Alex's heart constricted. "Don't give up hope yet, Gregor."

He added more schnapps to the glass, but his hand was shaking, and it splashed over the rim. He put the bottle down quickly. "I wish only that I knew for certain. I can feel him when he is in the house, but not when he travels. When he is gone, I never know if he is coming back. I never…" He covered his eyes with his hand.

"Let me have that." Alex took the glass of schnapps and drank down the rest, coughing as the fiery alcohol blazed its way down her throat. "Good Lord," she wheezed. "Is this liquor or paint remover?"

"Wilhelm sometimes uses it to clean the chrome on the Ferrari." The old man sniffed. "You are going to be very sick from drinking that, you know."

"I think it's my turn." She shoved the hair hanging in her eyes out of her face. "Val's not dead. My brother isn't going insane, and he won't die of mutant malaria. In a week or two all of this is going to seem pretty funny."

He gave her a sad look. "I do not think I will laugh."

"Neither do I. Which is why they will never hire me to be a crisis counselor." She felt her stomach heave, but after a moment the sensation passed. "Wailing and not knowing. How do we do that, Gregor? How do we act like we're okay and everything will be fine when the people we love are in danger and we can do nothing to help them?"

"I can't." His lower lip trembled. "Suzerain Jaus is a lord paramount, and I am sworn to serve him. I know my place and my duty. But that is not all that he is to me. Alex. I love Valentin. I love him like a son. Now, when he is in trouble, when he most needs me. I cannot go to him."

"Gregor."

"I cannot find him. I cannot bring him home and take care of him. I don't eat; I don't sleep. I cannot think of a life without him in it." He drew in a shuddering breath. "I cannot bury another son, Alexandra. This time I fear they will have to put me in the grave with him."

Alex put her arms around him and held him as he wept, making soothing sounds until he composed himself.

"You are very kind to an old man, my lady." Gregor seemed embarrassed now.
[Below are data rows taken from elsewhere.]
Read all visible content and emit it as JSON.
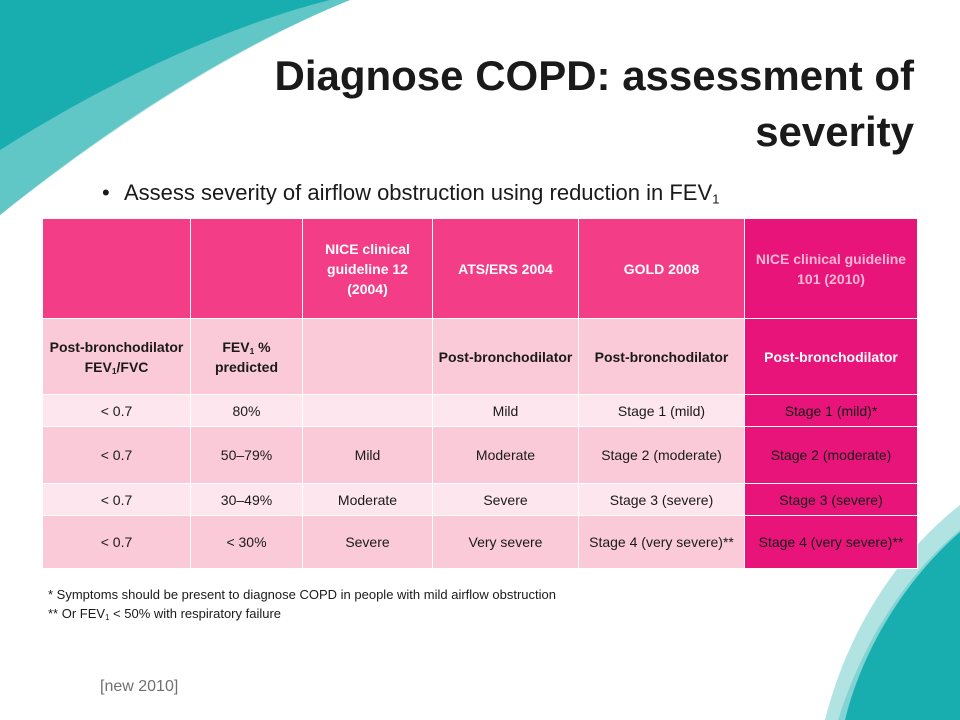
{
  "title": "Diagnose COPD: assessment of severity",
  "bullet": {
    "text": "Assess severity of airflow obstruction using reduction in FEV",
    "sub": "1"
  },
  "table": {
    "headers": [
      "",
      "",
      "NICE clinical guideline 12 (2004)",
      "ATS/ERS 2004",
      "GOLD 2008",
      "NICE clinical guideline 101 (2010)"
    ],
    "subheaders": {
      "col1_pre": "Post-bronchodilator FEV",
      "col1_sub": "1",
      "col1_post": "/FVC",
      "col2_pre": "FEV",
      "col2_sub": "1",
      "col2_post": " % predicted",
      "col3": "",
      "col4": "Post-bronchodilator",
      "col5": "Post-bronchodilator",
      "col6": "Post-bronchodilator"
    },
    "rows": [
      [
        "< 0.7",
        "80%",
        "",
        "Mild",
        "Stage 1 (mild)",
        "Stage 1 (mild)*"
      ],
      [
        "< 0.7",
        "50–79%",
        "Mild",
        "Moderate",
        "Stage 2 (moderate)",
        "Stage 2 (moderate)"
      ],
      [
        "< 0.7",
        "30–49%",
        "Moderate",
        "Severe",
        "Stage 3 (severe)",
        "Stage 3 (severe)"
      ],
      [
        "< 0.7",
        "< 30%",
        "Severe",
        "Very severe",
        "Stage 4 (very severe)**",
        "Stage 4 (very severe)**"
      ]
    ]
  },
  "footnotes": {
    "note1": "* Symptoms should be present to diagnose COPD in people with mild airflow obstruction",
    "note2_pre": "** Or FEV",
    "note2_sub": "1",
    "note2_post": " < 50% with respiratory failure"
  },
  "footer": "[new 2010]",
  "colors": {
    "accent_pink": "#f33d87",
    "accent_magenta": "#e8147a",
    "light_pink": "#fbcad9",
    "teal": "#1fb3b0"
  }
}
"I wish I were like you, but I hate my brother. He's a stuck-up, sanctimonious jerk." And the way he avoided looking at her was driving her up the wall. "I didn't ask for this vampire thing to happen to me. I didn't want it. But I adjusted, and I'm doing the best I can. I'm not whining or crying, even when I want to. And I'm still his sister. I love my brother. And you know, he can't even look at me anymore? Because when he does, he can't hide how much he hates me for what I am."
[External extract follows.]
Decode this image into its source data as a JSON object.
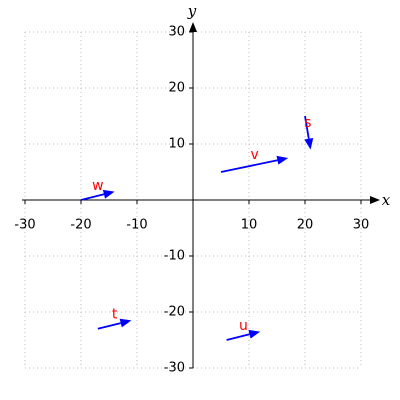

"Alexandra." He rested one frail hand against her cheek. "Whatever happens, he will always be your brother, and you his sister. That bond, it is forever. Nothing changes it. Not even death."

She sat back and looked into his eyes. "I think the same thing goes for you and Val."

He took his handkerchief from her and blew his nose in it. "You are wrong. You do not suck at this."

"Thanks. I feel better." She pressed a hand to her abdomen. "Except I have to go throw up now."